Interestingly, I'm in the middle of writing a novel which covers xenophobia/racism (in this case, against orcs), and it comes from relatively few factors in the protagonist's life:

1: She was exclusively raised in a mage cult that values magical power over everything else.

2: Orcs cannot usually perform magic, and by the cult's value system are on par with animals.

3: She's relatively unexposed to ordinary urban life outside of infiltration, so she hasn't seen orcs sitting around and chatting like ordinary people.

4: She's been on many missions in the wild, where nomadic, raiding tribes of orcs are common. These orcs often do not speak the common tongue.

As such, the information the reader has on orcs is that they're a non-magical, warlike, savage, incomprehensible race that cannot be reasoned with.
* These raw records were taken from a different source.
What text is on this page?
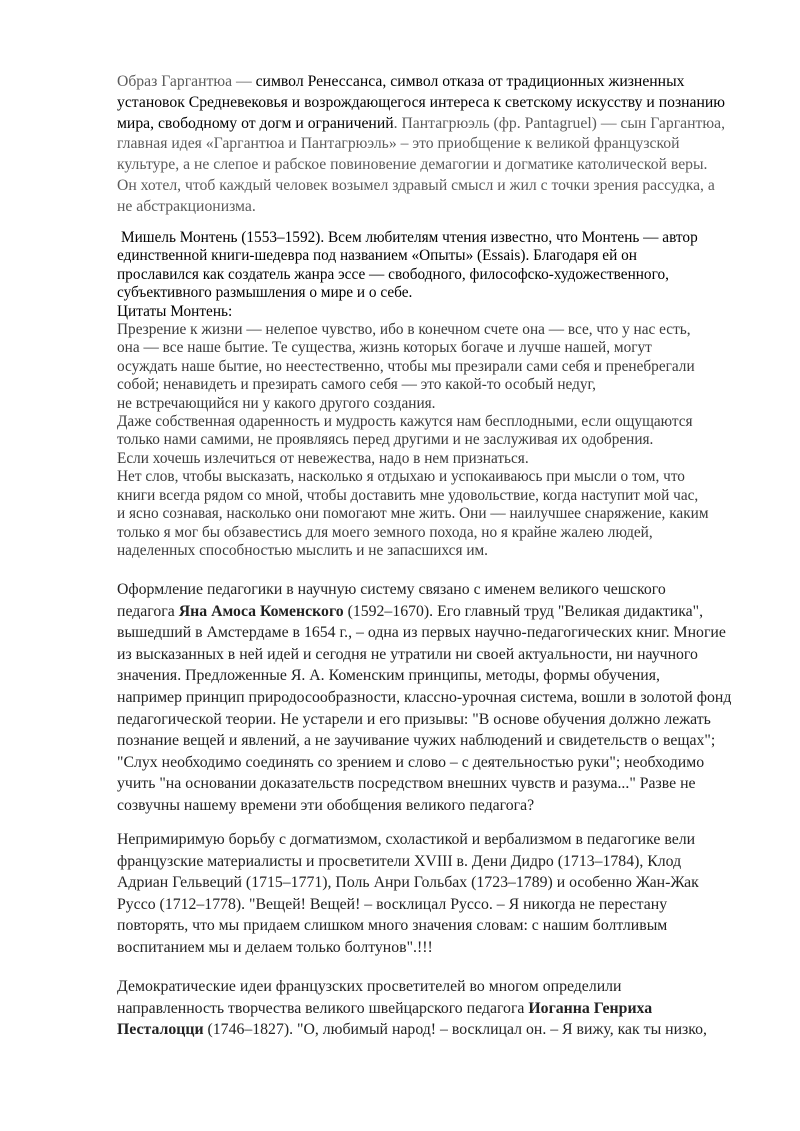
Образ Гаргантюа — символ Ренессанса, символ отказа от традиционных жизненных
установок Средневековья и возрождающегося интереса к светскому искусству и познанию
мира, свободному от догм и ограничений. Пантагрюэль (фр. Pantagruel) — сын Гаргантюа,
главная идея «Гаргантюа и Пантагрюэль» – это приобщение к великой французской
культуре, а не слепое и рабское повиновение демагогии и догматике католической веры.
Он хотел, чтоб каждый человек возымел здравый смысл и жил с точки зрения рассудка, а
не абстракционизма.

Мишель Монтень (1553–1592). Всем любителям чтения известно, что Монтень — автор
единственной книги-шедевра под названием «Опыты» (Essais). Благодаря ей он
прославился как создатель жанра эссе — свободного, философско-художественного,
субъективного размышления о мире и о себе.
Цитаты Монтень:
Презрение к жизни — нелепое чувство, ибо в конечном счете она — все, что у нас есть,
она — все наше бытие. Те существа, жизнь которых богаче и лучше нашей, могут
осуждать наше бытие, но неестественно, чтобы мы презирали сами себя и пренебрегали
собой; ненавидеть и презирать самого себя — это какой-то особый недуг,
не встречающийся ни у какого другого создания.
Даже собственная одаренность и мудрость кажутся нам бесплодными, если ощущаются
только нами самими, не проявляясь перед другими и не заслуживая их одобрения.
Если хочешь излечиться от невежества, надо в нем признаться.
Нет слов, чтобы высказать, насколько я отдыхаю и успокаиваюсь при мысли о том, что
книги всегда рядом со мной, чтобы доставить мне удовольствие, когда наступит мой час,
и ясно сознавая, насколько они помогают мне жить. Они — наилучшее снаряжение, каким
только я мог бы обзавестись для моего земного похода, но я крайне жалею людей,
наделенных способностью мыслить и не запасшихся им.

Оформление педагогики в научную систему связано с именем великого чешского
педагога Яна Амоса Коменского (1592–1670). Его главный труд "Великая дидактика",
вышедший в Амстердаме в 1654 г., – одна из первых научно-педагогических книг. Многие
из высказанных в ней идей и сегодня не утратили ни своей актуальности, ни научного
значения. Предложенные Я. А. Коменским принципы, методы, формы обучения,
например принцип природосообразности, классно-урочная система, вошли в золотой фонд
педагогической теории. Не устарели и его призывы: "В основе обучения должно лежать
познание вещей и явлений, а не заучивание чужих наблюдений и свидетельств о вещах";
"Слух необходимо соединять со зрением и слово – с деятельностью руки"; необходимо
учить "на основании доказательств посредством внешних чувств и разума..." Разве не
созвучны нашему времени эти обобщения великого педагога?

Непримиримую борьбу с догматизмом, схоластикой и вербализмом в педагогике вели
французские материалисты и просветители XVIII в. Дени Дидро (1713–1784), Клод
Адриан Гельвеций (1715–1771), Поль Анри Гольбах (1723–1789) и особенно Жан-Жак
Руссо (1712–1778). "Вещей! Вещей! – восклицал Руссо. – Я никогда не перестану
повторять, что мы придаем слишком много значения словам: с нашим болтливым
воспитанием мы и делаем только болтунов".!!!

Демократические идеи французских просветителей во многом определили
направленность творчества великого швейцарского педагога Иоганна Генриха
Песталоцци (1746–1827). "О, любимый народ! – восклицал он. – Я вижу, как ты низко,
As such, the protag's xenophobia is perfectly understandable... until she ends up taken prisoner by a relatively gentle orcish tribe run by one of the rare few orcish mages in history (who can speak directly to people's minds, skipping the language barrier). This forces her to accept orcs as people, albeit with a lot of mental resistance along the way.

In addition, I made her expression of xenophobia/racism semi-sympathetic (but still requiring change) by having her react to a fellow cult member behaving sadistically to an eager orcish teenager under his mercy. He, as a necromancer, is taunting him in the common tongue as he dies, getting off on his slow acquisition of control over his body, telling him he's going to raise him and use him to murder his parents, et cetera.

Despite viewing orcs as savage animals, the protagonist's throat fills with bile and she demands that he 'put him down'; that is, kill the beast to stop it suffering. She reiterates that the orc doesn't understand common, and there's no point torturing him. This shows that though xenophobic, she's not doing it out of a place of hatred or sadism.